Unlike some of our more provident companions, neither Kelmar nor I had brought anything to eat or drink. But strangely enough — at least for the first few days — we didn’t suffer much from hunger and thirst. We talked softly to each other. We evoked memories of the Capital. We discussed the books we’d read, the comrades we’d had at the University, and the cafés I used to pass with Ulli Rätte, the same cafés in which Kelmar, who came from a well-to-do family, used to meet his friends to drink burned brandy and beer and large cups of creamy chocolate. Kelmar told me about his family: about his father, who was a fur merchant; about his mother, who spent her days playing piano in their great house on the banks of the river; and about his six sisters, who ranged in age from ten to eighteen. He told me their names, but I can’t remember them. I talked to him about Amelia and Fedorine, about our village and its surroundings, its landscapes, its springs, its forests, its flowers, and its animals.

Thus, for three days, our food and drink were words, and we nourished each other with them in the stinking heat of the railway car. Sometimes at night we managed to sleep a little, but when we couldn’t, we continued our conversations. The child in the young woman’s arms made no sound. He took her breast when she gave it to him, but he never demanded it. I watched him with the nipple in his little mouth, creasing his cheeks in his effort to draw out some milk, but his mother’s breasts looked flaccid and empty, and the baby soon grew tired of sucking in vain. Then his mother produced a glass demijohn enclosed in wicker-work and poured a little water into his mouth. Others in the car had similar treasures — a bit of bread, a chunk of cheese, some cookies or sausage or water, which they guarded jealously and kept under their clothes, next to their skin.

In the beginning, I was very thirsty. My mouth burned. I felt as though my tongue was becoming enormous and dry, like an old stump, filling my mouth to the point of bursting. I had no more saliva. My teeth were like red-hot daggers, thrusting their little points into my gums. I believed they were bleeding, but then I passed my fingers over them and saw that it was only an illusion. Gradually, bizarrely my thirst disappeared. I was feeling weaker and weaker, but I wasn’t thirsty anymore. And barely hungry. The two of us, Kelmar and I, kept on talking.

The young woman paid no attention to us. She surely must have heard us, however, and I know she could feel me as I felt her, her hip against mine, her shoulder, sometimes even her head, striking my head or leaning on me in sleep. She never said a word to us. She held her baby close, and likewise her equally precious demijohn, rationing the water methodically and sparing only a little at a time for herself and her child.

We had lost all sense of time and place. I don’t mean the immediate place we were in, bounded by the dimensions of the freight car, but the geography our train was slowly lumbering through. What direction were we traveling in? What was our destination? What regions, what countries were we crossing? Did they exist on any maps?

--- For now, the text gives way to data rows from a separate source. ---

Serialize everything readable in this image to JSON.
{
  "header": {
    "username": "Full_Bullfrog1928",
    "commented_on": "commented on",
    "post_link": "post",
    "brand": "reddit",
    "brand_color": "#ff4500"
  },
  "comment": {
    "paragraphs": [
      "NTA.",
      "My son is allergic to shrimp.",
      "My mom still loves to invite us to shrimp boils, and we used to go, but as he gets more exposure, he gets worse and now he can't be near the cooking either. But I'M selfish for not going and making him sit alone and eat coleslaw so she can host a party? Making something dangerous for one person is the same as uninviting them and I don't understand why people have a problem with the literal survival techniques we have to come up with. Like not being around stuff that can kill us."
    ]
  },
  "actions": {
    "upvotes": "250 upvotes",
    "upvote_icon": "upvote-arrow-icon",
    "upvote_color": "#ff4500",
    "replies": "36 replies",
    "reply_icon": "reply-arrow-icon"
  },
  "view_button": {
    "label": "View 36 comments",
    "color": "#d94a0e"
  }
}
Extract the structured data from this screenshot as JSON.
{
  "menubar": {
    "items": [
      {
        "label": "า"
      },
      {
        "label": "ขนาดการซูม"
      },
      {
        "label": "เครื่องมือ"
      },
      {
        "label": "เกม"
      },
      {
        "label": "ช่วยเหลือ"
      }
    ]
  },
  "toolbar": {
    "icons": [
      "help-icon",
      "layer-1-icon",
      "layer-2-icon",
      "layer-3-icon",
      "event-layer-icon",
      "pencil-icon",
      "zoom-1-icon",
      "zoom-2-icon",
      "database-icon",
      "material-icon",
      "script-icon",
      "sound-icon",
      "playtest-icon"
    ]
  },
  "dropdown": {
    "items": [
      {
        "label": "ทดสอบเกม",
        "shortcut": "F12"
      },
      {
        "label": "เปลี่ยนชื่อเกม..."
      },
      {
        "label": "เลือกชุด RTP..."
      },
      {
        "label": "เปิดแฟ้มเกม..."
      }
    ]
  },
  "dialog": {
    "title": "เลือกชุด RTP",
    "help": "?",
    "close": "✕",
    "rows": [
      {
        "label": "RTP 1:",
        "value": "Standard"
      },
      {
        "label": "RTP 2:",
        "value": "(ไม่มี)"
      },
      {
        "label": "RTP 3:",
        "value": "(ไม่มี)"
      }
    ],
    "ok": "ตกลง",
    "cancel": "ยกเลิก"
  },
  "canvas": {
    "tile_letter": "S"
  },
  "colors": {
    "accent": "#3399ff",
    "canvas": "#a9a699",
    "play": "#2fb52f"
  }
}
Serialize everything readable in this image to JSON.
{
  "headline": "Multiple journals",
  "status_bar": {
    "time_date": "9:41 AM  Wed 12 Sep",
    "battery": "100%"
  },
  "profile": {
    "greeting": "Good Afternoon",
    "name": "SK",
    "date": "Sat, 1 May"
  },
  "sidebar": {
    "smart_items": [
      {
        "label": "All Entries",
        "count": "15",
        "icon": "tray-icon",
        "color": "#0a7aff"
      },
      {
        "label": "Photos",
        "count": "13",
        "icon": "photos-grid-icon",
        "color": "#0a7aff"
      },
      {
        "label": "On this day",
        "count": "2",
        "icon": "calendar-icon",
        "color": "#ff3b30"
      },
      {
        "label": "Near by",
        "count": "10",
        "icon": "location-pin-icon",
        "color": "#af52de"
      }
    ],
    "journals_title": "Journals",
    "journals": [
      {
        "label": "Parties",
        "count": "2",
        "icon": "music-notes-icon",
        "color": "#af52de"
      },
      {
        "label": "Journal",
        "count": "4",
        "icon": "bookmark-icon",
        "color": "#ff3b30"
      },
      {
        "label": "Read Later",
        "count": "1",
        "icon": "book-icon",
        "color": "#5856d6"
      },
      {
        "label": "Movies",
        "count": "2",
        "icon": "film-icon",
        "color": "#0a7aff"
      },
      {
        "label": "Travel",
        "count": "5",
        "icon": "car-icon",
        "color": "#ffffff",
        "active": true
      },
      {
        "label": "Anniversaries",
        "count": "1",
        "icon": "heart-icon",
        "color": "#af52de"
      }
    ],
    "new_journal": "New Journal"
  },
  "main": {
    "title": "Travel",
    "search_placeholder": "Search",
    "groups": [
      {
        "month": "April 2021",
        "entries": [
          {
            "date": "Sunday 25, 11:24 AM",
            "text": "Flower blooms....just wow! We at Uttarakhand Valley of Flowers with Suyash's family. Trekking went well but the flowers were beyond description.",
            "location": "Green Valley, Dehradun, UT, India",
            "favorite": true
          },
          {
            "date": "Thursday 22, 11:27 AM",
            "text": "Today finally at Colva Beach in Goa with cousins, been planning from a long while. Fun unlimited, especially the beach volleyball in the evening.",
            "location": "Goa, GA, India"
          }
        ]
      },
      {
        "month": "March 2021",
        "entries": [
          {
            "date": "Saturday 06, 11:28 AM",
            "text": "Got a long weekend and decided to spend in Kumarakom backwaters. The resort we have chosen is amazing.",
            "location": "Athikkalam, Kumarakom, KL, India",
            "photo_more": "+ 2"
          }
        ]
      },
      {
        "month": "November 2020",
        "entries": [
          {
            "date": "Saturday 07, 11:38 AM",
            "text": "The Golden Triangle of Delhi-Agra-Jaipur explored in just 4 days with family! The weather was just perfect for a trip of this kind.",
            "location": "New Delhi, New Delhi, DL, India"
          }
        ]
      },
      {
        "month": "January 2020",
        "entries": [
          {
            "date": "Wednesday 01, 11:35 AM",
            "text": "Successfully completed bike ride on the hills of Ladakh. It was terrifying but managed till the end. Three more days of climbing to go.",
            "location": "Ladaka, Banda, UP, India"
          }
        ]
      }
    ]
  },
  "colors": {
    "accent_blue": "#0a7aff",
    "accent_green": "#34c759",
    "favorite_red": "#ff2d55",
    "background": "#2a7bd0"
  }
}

Today I know that they existed on no map and came into being as our train rolled over them. Our freight car and all the other cars like ours — carriages in which, as in ours, dozens of women, children, and men, gasping for air, consumed by thirst, fever, and hunger, were pressed against one another, sometimes the dead against the living — our car and the other cars were inventing, from one minute to the next, a country, the land of inhumanity, of the negation of all humanity, and the camp was going to be that country’s heart. That was the journey we were making, the likes of which nobody had ever made before us — I mean not so methodical, so thorough, so efficient a journey as ours, which left no leeway for the unforeseen.